A segunda trouxe um tema não menos “metrópole colonial”
– o turismo do sexo. Mulheres adultas e adolescentes que deveriam
estar nos bancos escolares não somente majorando números de
IDH, mas estudando para tentar mudar suas realidades, perambulam pelas capitais nordestinas tratando seus corpos como mercadoria de baixo valor.
Alguma “novidade” nas
duas reportagens? Aparentemente não! O problema vai
além do óbvio.

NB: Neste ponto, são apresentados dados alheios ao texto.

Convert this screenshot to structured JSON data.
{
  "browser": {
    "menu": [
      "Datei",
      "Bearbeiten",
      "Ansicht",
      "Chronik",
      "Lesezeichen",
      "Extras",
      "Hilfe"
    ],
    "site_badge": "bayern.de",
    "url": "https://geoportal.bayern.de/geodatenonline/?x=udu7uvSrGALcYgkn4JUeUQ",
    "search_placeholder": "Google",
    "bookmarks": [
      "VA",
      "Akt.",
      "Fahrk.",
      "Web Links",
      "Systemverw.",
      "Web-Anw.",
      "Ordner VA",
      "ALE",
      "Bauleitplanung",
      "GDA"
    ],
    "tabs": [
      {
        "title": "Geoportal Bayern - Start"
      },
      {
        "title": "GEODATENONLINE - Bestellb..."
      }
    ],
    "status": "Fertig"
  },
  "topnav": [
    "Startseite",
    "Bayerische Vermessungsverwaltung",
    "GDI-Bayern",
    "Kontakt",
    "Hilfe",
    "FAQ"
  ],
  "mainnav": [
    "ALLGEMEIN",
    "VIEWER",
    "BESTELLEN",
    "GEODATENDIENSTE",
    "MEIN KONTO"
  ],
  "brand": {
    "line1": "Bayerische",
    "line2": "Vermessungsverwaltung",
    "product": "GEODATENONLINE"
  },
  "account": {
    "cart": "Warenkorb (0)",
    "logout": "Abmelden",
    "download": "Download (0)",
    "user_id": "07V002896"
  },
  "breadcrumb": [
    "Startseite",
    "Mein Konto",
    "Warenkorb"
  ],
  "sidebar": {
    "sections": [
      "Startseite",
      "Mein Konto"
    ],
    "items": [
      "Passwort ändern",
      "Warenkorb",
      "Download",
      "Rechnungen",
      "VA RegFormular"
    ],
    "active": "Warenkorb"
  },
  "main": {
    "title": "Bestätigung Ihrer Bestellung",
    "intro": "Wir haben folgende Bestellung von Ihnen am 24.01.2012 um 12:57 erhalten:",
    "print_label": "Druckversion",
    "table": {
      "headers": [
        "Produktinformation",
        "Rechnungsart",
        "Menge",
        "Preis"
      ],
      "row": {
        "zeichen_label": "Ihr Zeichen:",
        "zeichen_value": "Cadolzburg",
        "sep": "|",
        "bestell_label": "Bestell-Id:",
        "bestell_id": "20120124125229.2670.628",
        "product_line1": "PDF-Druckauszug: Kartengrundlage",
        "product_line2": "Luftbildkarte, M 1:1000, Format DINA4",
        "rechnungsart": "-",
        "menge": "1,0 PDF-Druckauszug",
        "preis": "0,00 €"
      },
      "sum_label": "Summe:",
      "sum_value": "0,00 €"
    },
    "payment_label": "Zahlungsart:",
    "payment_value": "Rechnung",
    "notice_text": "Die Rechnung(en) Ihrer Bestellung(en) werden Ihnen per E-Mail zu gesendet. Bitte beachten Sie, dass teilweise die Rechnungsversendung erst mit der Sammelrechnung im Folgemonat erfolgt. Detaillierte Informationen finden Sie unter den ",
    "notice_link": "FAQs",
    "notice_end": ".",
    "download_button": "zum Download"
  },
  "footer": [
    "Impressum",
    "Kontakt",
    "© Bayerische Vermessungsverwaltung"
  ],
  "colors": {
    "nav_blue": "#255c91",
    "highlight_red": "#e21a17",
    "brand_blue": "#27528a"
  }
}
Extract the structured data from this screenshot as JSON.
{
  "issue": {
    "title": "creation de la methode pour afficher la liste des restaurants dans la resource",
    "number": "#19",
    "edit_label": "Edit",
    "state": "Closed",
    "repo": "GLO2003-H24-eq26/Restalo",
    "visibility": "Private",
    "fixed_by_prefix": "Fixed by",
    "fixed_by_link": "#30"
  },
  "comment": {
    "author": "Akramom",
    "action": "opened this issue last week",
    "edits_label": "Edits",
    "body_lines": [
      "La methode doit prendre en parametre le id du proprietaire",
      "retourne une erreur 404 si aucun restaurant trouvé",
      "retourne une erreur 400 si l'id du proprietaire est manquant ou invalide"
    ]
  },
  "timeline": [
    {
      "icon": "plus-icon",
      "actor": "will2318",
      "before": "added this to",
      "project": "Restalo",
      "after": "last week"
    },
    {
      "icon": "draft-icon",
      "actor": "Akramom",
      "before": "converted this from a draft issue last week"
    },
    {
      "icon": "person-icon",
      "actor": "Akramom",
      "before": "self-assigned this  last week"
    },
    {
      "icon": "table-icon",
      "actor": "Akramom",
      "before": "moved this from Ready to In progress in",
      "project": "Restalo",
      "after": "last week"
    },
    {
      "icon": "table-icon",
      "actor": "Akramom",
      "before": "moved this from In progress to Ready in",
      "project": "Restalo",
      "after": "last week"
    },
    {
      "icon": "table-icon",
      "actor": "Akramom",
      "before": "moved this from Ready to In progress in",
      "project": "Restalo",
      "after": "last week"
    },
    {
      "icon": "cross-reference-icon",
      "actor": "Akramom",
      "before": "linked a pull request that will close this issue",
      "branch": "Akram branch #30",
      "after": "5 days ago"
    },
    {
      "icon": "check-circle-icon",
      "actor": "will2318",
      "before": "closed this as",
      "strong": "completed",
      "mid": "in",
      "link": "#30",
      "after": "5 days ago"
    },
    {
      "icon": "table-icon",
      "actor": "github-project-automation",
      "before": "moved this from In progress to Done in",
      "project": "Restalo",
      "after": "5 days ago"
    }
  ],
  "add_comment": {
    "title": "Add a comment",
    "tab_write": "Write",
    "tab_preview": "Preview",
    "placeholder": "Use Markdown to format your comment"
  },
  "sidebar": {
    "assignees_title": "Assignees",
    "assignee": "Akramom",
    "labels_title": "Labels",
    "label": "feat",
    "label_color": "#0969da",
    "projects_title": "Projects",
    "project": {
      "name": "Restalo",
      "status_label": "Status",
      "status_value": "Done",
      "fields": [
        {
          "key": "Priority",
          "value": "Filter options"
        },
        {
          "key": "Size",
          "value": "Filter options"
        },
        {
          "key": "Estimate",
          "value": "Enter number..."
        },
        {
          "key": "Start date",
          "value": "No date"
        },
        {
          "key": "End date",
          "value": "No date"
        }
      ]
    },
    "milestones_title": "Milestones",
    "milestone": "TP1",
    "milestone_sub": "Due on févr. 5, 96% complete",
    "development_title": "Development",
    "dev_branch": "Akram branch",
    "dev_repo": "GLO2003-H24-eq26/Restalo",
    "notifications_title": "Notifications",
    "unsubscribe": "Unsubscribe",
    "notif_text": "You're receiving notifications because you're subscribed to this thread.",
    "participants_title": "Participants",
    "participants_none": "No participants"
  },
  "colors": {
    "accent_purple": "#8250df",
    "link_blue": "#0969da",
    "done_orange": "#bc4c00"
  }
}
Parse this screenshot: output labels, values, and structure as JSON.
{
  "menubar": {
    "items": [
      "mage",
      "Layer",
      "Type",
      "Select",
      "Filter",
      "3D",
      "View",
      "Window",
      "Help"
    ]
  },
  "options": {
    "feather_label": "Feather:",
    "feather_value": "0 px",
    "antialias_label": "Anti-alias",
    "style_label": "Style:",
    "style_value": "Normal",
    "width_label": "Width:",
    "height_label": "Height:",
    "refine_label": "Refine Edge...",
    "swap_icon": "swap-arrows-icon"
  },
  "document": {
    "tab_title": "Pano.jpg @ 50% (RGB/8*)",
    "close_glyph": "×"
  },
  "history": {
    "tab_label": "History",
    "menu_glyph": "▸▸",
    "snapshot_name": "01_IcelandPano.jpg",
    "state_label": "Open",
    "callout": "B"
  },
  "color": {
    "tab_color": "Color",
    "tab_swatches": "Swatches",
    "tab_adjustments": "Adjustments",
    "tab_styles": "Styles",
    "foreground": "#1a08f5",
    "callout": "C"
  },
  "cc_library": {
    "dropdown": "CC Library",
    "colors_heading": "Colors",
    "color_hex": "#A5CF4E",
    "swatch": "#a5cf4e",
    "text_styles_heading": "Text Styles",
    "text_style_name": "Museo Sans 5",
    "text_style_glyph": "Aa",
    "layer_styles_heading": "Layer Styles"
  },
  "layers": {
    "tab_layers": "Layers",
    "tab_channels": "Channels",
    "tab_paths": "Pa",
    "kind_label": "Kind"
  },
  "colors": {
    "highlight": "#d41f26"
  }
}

Um ponto comum, além dos indícios de
crimes e desmandos, une estas
duas notícias. Ambas muito
bem investigadas pela imprensa!
Imprensa? Isso mesmo.
Cinco séculos se passaram,
desde 1500, e queremos crer
que o nosso país é “melhor” do
que o Brasil das Sesmarias ou
o Brasil do plano Bresser (será
mesmo?). Temos uma constituição com mais de duas décadas
e não há como negar (ou há?)
certa “paz” institucional. Ótimo, mas pouco! A imprensa
exerce um papel fundamental
na sociedade, mas não pode e
não deve ser mais competente
e investigativa do que o Ministério Público Federal e dos Estados. Muito menos do que os
Tribunais de Conta (ou faz de
conta?). Não basta haver instituições sólidas, não apenas e tão
somente isto. Precisamos de fiscalização constante e eficiente.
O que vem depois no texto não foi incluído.